Dimostrando di aver seguito con attenzione la campagna presidenziale del primo afro-americano destinato a insediarsi alla Casa Bianca dal prossimo 20 gennaio, Fidel Castro rievoca tutta una serie di prese di posizione di Obama che rendono appunto possibile, ma non scontata, la prospettiva di un riavvicinamento tra l’Avana e Washington: dall’impegno a mantenere l’embargo contro Cuba all’osservazione secondo cui “il denaro degli Stati Uniti deve fare sì che il popolo cubano sia meno dipendente dal regime castrista”; dalla rivendicazione dei valori Usa come “il massimo che possiamo esportare nel mondo” all’osservazione in base alla quale “il nostro potere economico deve essere in grado di sostenere la nostra forza militare, la nostra influenza diplomatica e la nostra leadership globale”. Tutte affermazioni che il Lider Maximo sottolinea ovviamente di non aver gradito: ma “qualcuno doveva pur fornire una risposta serena e ponderata, capace di navigare contro la marea delle illusioni riposte in Obama dall’opinione pubblica internazionale”. Non a caso, l’articolo di Fidel è intitolato Navigando contro corrente.
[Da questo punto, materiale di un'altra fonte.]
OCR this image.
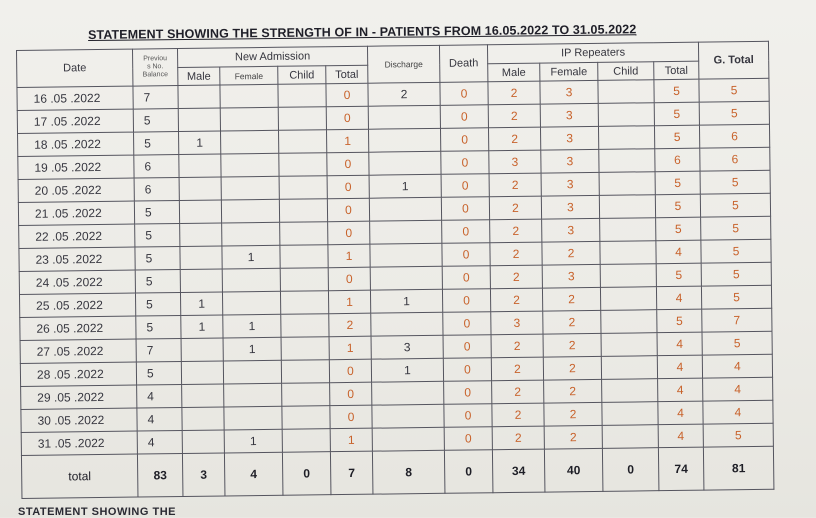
STATEMENT SHOWING THE STRENGTH OF IN - PATIENTS FROM 16.05.2022 TO 31.05.2022
Date	Previou
s No.
Balance	New Admission				Discharge	Death	IP Repeaters				G. Total
		Male	Female	Child	Total			Male	Female	Child	Total	
16 .05 .2022	7				0	2	0	2	3		5	5
17 .05 .2022	5				0		0	2	3		5	5
18 .05 .2022	5	1			1		0	2	3		5	6
19 .05 .2022	6				0		0	3	3		6	6
20 .05 .2022	6				0	1	0	2	3		5	5
21 .05 .2022	5				0		0	2	3		5	5
22 .05 .2022	5				0		0	2	3		5	5
23 .05 .2022	5		1		1		0	2	2		4	5
24 .05 .2022	5				0		0	2	3		5	5
25 .05 .2022	5	1			1	1	0	2	2		4	5
26 .05 .2022	5	1	1		2		0	3	2		5	7
27 .05 .2022	7		1		1	3	0	2	2		4	5
28 .05 .2022	5				0	1	0	2	2		4	4
29 .05 .2022	4				0		0	2	2		4	4
30 .05 .2022	4				0		0	2	2		4	4
31 .05 .2022	4		1		1		0	2	2		4	5
total	83	3	4	0	7	8	0	34	40	0	74	81
STATEMENT SHOWING THE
Non manca neppure una stoccata nei confronti di Hillary Rodham Clinton, l’ex first lady che nelle primarie democratiche contese invano la nomination al presidente eletto degli Stati Uniti: Castro sottolinea come il futuro segretario di Stato Usa sia la moglie di Bill Clinton, il quale da presidente “promulgò le leggi extra-territoriali Torricelli e Helms-Burton contro Cuba”, che confermarono e rafforzarono l’embargo. “Durante la sua lotta per ottenere la nomination”, osserva l’ex leader cubano, Hillary Clinton “s’impegnò a mantenere fermi quelle leggi e il blocco economico”. Un precedente “di cui non intendo adesso lamentarmi”, chiosa Fidel, “mi limito semplicemente a farlo constatare”.
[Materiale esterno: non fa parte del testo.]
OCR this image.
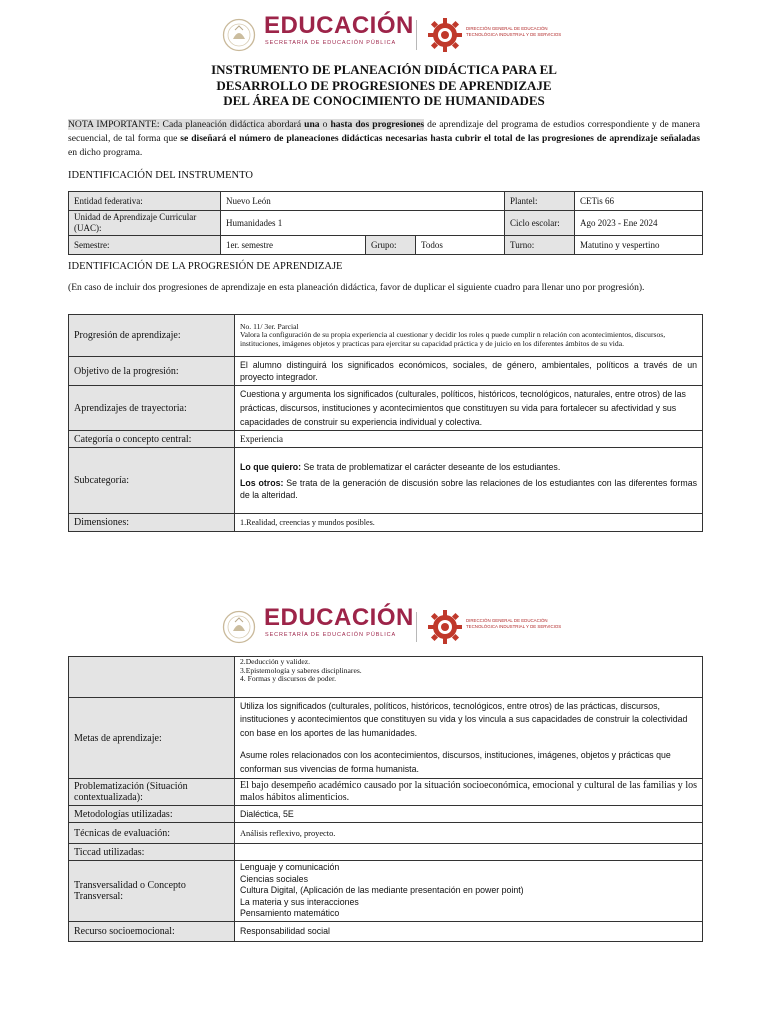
EDUCACIÓN
SECRETARÍA DE EDUCACIÓN PÚBLICA
DIRECCIÓN GENERAL DE EDUCACIÓN
TECNOLÓGICA INDUSTRIAL Y DE SERVICIOS
INSTRUMENTO DE PLANEACIÓN DIDÁCTICA PARA EL
DESARROLLO DE PROGRESIONES DE APRENDIZAJE
DEL ÁREA DE CONOCIMIENTO DE HUMANIDADES
NOTA IMPORTANTE: Cada planeación didáctica abordará una o hasta dos progresiones de aprendizaje del programa de estudios correspondiente y de manera secuencial, de tal forma que se diseñará el número de planeaciones didácticas necesarias hasta cubrir el total de las progresiones de aprendizaje señaladas en dicho programa.
IDENTIFICACIÓN DEL INSTRUMENTO
Entidad federativa:	Nuevo León			Plantel:	CETis 66
Unidad de Aprendizaje Curricular (UAC):	Humanidades 1			Ciclo escolar:	Ago 2023 - Ene 2024
Semestre:	1er. semestre	Grupo:	Todos	Turno:	Matutino y vespertino
IDENTIFICACIÓN DE LA PROGRESIÓN DE APRENDIZAJE
(En caso de incluir dos progresiones de aprendizaje en esta planeación didáctica, favor de duplicar el siguiente cuadro para llenar uno por progresión).
Progresión de aprendizaje:	No. 11/ 3er. Parcial
Valora la configuración de su propia experiencia al cuestionar y decidir los roles q puede cumplir n relación con acontecimientos, discursos, instituciones, imágenes objetos y practicas para ejercitar su capacidad práctica y de juicio en los diferentes ámbitos de su vida.

Objetivo de la progresión:	El alumno distinguirá los significados económicos, sociales, de género, ambientales, políticos a través de un proyecto integrador.
Aprendizajes de trayectoria:	Cuestiona y argumenta los significados (culturales, políticos, históricos, tecnológicos, naturales, entre otros) de las prácticas, discursos, instituciones y acontecimientos que constituyen su vida para fortalecer su afectividad y sus capacidades de construir su experiencia individual y colectiva.
Categoría o concepto central:	Experiencia
Subcategoría:	Lo que quiero: Se trata de problematizar el carácter deseante de los estudiantes.
Los otros: Se trata de la generación de discusión sobre las relaciones de los estudiantes con las diferentes formas de la alteridad.

Dimensiones:	1.Realidad, creencias y mundos posibles.
EDUCACIÓN
SECRETARÍA DE EDUCACIÓN PÚBLICA
DIRECCIÓN GENERAL DE EDUCACIÓN
TECNOLÓGICA INDUSTRIAL Y DE SERVICIOS

	2.Deducción y validez.
3.Epistemología y saberes disciplinares.
4. Formas y discursos de poder.

Metas de aprendizaje:	Utiliza los significados (culturales, políticos, históricos, tecnológicos, entre otros) de las prácticas, discursos, instituciones y acontecimientos que constituyen su vida y los vincula a sus capacidades de construir la colectividad con base en los aportes de las humanidades.
Asume roles relacionados con los acontecimientos, discursos, instituciones, imágenes, objetos y prácticas que conforman sus vivencias de forma humanista.

Problematización (Situación contextualizada):	El bajo desempeño académico causado por la situación socioeconómica, emocional y cultural de las familias y los malos hábitos alimenticios.
Metodologías utilizadas:	Dialéctica, 5E
Técnicas de evaluación:	Análisis reflexivo, proyecto.
Ticcad utilizadas:	
Transversalidad o Concepto Transversal:	Lenguaje y comunicación
Ciencias sociales
Cultura Digital, (Aplicación de las mediante presentación en power point)
La materia y sus interacciones
Pensamiento matemático

Recurso socioemocional:	Responsabilidad social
Conclusione agro-dolce: “Senza la crisi economica, la televisione e Internet, Obama non sarebbe stato capace di vincere le elezioni sconfiggendo l’onnipotente razzismo”; però e’ “intelligente”, e ha “più capacità e dominio dell’arte della politica” rispetto agli altri, “non solo nel partito avverso ma anche all’interno del suo”, mentre il rivale perdente, il repubblicano John McCain, è un “mediocre”.